Enfin, l’initiative de Francis Boyle met sans aucun doute dans l’embarras la Cour pénale internationale et son célèbre procureur qui n’ont trouvé aucune difficulté à mettre à l’index un « coupable » de la situation extrêmement complexe du Darfour, mais qui tournent le dos à la situation parfaitement claire de l’Irak, dont les responsables de tant de crimes de guerre sont universellement connus.
Cela fait un mois maintenant que la plainte de Francis Boyle est sur le bureau du procureur Ocampo. Pas la moindre réponse de sa part, et il est peu probable qu’il en parlera publiquement un jour. Il est vrai qu’il est fortement aidé par l’extraordinaire mutisme médiatique que les grands médias américains et européens gardent inexplicablement vis-à-vis de la plainte de Boyle contre Bush et compagnie.
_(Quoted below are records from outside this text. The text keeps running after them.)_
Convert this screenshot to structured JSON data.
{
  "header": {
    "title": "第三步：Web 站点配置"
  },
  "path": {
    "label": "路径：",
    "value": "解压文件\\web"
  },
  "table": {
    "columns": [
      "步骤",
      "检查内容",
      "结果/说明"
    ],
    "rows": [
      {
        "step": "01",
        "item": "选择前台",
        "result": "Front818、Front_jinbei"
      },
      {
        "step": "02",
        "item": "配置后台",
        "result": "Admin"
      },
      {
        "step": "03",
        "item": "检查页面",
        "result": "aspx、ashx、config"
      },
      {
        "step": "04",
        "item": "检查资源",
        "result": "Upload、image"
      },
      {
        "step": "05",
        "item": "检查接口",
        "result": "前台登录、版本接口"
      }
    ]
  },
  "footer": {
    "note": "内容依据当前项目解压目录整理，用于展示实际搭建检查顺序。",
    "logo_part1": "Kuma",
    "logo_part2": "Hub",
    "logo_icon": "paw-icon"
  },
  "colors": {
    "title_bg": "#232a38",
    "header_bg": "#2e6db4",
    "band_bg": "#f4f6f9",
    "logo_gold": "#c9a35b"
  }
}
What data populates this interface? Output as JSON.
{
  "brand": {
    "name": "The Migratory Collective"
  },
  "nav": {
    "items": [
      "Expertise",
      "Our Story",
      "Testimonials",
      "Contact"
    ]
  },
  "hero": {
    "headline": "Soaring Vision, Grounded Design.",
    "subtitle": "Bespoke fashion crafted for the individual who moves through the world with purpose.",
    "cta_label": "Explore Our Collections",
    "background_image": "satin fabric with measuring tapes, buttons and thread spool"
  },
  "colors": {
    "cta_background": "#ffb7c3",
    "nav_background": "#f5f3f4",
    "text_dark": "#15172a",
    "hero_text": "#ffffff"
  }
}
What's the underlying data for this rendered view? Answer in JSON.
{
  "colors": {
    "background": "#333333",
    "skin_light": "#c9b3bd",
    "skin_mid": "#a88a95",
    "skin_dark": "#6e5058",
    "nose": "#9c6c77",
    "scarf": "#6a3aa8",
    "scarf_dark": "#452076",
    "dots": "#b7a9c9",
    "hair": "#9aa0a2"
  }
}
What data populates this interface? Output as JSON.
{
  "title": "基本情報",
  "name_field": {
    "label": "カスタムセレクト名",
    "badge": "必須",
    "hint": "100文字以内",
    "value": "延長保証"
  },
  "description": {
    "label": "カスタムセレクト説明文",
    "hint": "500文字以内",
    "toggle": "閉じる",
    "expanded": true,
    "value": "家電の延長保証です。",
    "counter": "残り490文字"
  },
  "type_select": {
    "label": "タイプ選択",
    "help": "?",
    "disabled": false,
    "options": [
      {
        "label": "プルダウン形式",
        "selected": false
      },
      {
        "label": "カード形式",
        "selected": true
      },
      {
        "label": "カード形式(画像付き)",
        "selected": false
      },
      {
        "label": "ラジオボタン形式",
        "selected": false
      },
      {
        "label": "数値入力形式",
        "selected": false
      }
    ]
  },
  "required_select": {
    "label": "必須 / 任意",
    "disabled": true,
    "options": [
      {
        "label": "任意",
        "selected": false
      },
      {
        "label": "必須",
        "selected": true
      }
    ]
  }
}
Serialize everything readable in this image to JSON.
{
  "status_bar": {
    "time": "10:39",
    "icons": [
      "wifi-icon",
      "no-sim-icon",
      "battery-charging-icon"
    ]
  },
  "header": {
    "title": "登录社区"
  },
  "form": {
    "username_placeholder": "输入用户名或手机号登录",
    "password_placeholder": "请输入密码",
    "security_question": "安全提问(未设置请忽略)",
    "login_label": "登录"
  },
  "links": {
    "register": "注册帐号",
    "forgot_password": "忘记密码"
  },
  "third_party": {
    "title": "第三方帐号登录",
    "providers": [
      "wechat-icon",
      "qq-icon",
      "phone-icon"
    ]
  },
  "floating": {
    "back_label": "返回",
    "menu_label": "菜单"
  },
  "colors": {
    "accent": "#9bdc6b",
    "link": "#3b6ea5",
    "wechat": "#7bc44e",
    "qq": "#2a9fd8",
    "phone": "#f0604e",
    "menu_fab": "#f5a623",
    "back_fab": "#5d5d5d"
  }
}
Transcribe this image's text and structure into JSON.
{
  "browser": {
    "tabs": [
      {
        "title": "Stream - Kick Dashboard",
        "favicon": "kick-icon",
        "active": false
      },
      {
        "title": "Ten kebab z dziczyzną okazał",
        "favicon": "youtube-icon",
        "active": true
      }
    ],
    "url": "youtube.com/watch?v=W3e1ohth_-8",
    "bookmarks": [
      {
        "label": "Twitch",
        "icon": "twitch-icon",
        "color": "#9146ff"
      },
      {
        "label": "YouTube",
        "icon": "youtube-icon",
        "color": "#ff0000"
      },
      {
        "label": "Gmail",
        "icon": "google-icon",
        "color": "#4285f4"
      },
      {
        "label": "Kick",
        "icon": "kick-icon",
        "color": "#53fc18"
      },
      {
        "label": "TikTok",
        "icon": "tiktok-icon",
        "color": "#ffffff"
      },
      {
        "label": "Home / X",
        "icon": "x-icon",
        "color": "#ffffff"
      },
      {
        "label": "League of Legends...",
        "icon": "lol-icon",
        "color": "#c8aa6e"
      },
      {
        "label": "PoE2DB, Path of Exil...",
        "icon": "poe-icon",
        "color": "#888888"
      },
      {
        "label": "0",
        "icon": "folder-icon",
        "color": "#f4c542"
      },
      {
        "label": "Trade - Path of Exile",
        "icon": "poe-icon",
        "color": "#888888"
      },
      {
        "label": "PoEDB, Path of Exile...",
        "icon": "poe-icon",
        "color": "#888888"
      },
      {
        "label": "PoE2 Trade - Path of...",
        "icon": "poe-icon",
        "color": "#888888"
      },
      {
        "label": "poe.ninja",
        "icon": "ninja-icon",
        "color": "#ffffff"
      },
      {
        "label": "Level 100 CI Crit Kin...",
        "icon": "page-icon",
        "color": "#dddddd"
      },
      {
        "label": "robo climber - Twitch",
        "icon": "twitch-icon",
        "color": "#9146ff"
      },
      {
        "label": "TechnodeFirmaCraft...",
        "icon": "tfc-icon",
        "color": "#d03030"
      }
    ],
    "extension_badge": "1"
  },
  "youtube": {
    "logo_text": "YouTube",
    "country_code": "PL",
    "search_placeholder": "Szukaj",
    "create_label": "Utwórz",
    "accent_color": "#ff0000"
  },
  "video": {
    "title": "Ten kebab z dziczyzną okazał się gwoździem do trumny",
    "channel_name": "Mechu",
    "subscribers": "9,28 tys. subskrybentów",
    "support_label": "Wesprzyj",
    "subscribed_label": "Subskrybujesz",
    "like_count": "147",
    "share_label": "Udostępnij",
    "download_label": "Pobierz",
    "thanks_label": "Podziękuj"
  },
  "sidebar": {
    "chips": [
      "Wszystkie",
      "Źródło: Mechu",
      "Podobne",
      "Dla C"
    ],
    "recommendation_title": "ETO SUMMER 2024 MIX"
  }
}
Ces médias préfèrent nous parler des « efforts humanitaires » que déploie George W. Bush en faveur de Haïti plutôt que de la plainte de Francis Boyle contre les crimes de guerre de cet ancien président américain.
Mais le procureur Ocampo, s’il peut ignorer la plainte arrivée sur son bureau le 19 janvier 2010, il ne peut échapper à l’accusation de flagrant délit d’utilisation de la règle des deux poids et deux mesures. Car il ne pourra jamais donner une explication convaincante sur son acharnement à chercher à tout prix un coupable pour les crimes du Darfour d’une part, et sur son extraordinaire indifférence vis-à-vis des dizaines de millions de victimes irakiennes d’autre part.